Common terminology in mental health care
An admission marks the start of an inpatient or day case episode.
Refers to the patient’s age on admission.
Continuous Inpatient Stay (CIS)
A CIS is an unbroken period of time that a patient spends as an inpatient. During a CIS, a patient may change consultant, significant facility, specialty, and/or hospital. This means that a CIS may comprise multiple episodes of care.
Council area of residence
Describes the council area that the patient lives in. A council area is an area made for local government. There are 32 council areas in Scotland. They are all governed by unitary authorities called 'councils'. The council areas were created on 1 April 1996, under the provisions of the Local Government (Scotland) Act 1994.
This report uses the 2019 council area boundaries throughout, for all years of data.
Refers to the relationship between where patients live and where they are treated. Our diagram shows you how many patients from each NHS Board of residence were treated outside their Board. If your preferred measure is number of discharges rather than number of patients, you will find this information in the 'Table' tab of the Data Explorer.
Up to six diagnoses (one principal and five secondary) may be recorded per hospital episode. Only principal diagnosis was used to create diagnosis groupings in the Explorer (see ICD10 diagnosis groupings and examples of conditions in each grouping below for a breakdown of the groupings). The only exception is the grouping 'Organic, including symptomatic, mental disorders' (F00-F09), as it includes cases where a principal diagnosis G was followed by a secondary diagnosis of F00.
A hospital discharge marks the end of an episode of care. This may include deaths, transfers to other specialties/significant facilities/hospitals, and discharges to place of residence.
An episode starts with a referral (including re-referral) or admission. It ends with a discharge.
Financial years start on 1 April and end on 31 March. For example, financial year 2017/2018 covers the period 1 April 2017 – 31 March 2018.

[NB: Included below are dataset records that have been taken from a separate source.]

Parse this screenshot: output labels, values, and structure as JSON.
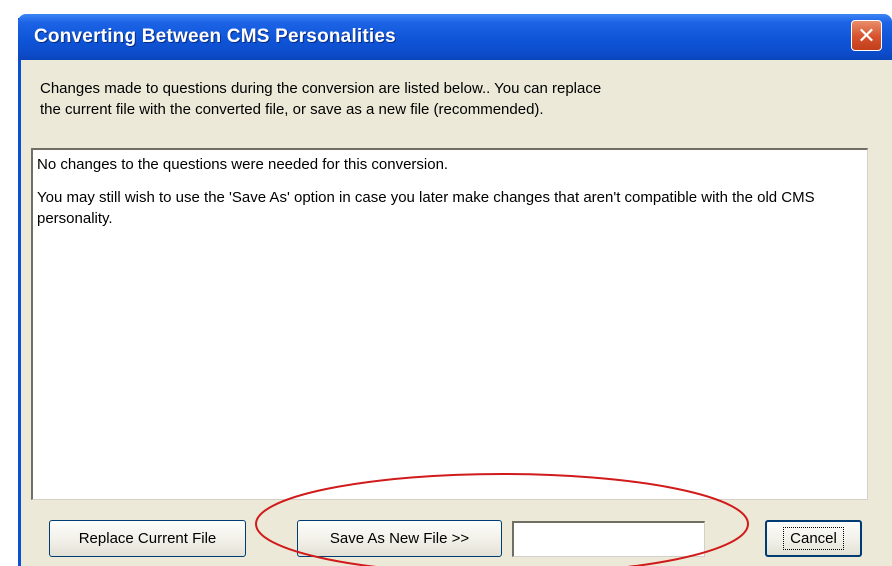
{
  "window": {
    "title": "Converting Between CMS Personalities",
    "close_glyph": "✕"
  },
  "intro": {
    "line1": "Changes made to questions during the conversion are listed below..  You can replace",
    "line2": "the current file with the converted file, or save as a new file (recommended)."
  },
  "changes_box": {
    "paragraph1": "No changes to the questions were needed for this conversion.",
    "paragraph2": "You may still wish to use the 'Save As' option in case you later make changes that aren't compatible with the old CMS personality."
  },
  "buttons": {
    "replace_label": "Replace Current File",
    "save_as_label": "Save As New File >>",
    "cancel_label": "Cancel"
  },
  "new_file_input": {
    "value": "",
    "placeholder": ""
  },
  "colors": {
    "titlebar": "#0c4ccb",
    "dialog_bg": "#ece9d8",
    "highlight_ellipse": "#d11a1a"
  }
}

A hospital resident is an individual who is an inpatient at midnight on 31 March, before the beginning of the next financial year (1 April). The term 'hospital resident' is used for simplicity. This is because some people will be looked after in care homes under contract to the local NHS Board.
The Explorer only includes hospital residents in psychiatric specialties. This measure, i.e., hospital residents, is not used in non-psychiatric specialties due to fewer patients experiencing long stays.
The International Classification of Diseases and Related Health Problems, Tenth Revision (World Health Organization). For more information visit the WHO website.
NHS Board of residence
Describes which of the 14 Scottish territorial NHS Boards the patient lives in. This is based on the postcode of their home address.
This report uses the 2019 NHS Board boundaries throughout, for all years of data.
Note: People who are resident outwith Scotland or with no fixed abode are included in a separate category labelled 'Other'.
NHS Board of treatment
Describes which of the 14 Scottish territorial NHS Boards the patient was treated in. NHS Orkney and NHS Shetland have no psychiatric hospitals within their area. As such, these boards are not valid selections when looking at psychiatric specialties. 'NHS Board of treatment' also includes the State Hospital, which is an exclusively psychiatric facility, and the National Waiting Times Centre, a non-psychiatric facility. These two are Special Health Boards. Special Health Boards support the regional NHS Boards by providing a range of important specialist and national services.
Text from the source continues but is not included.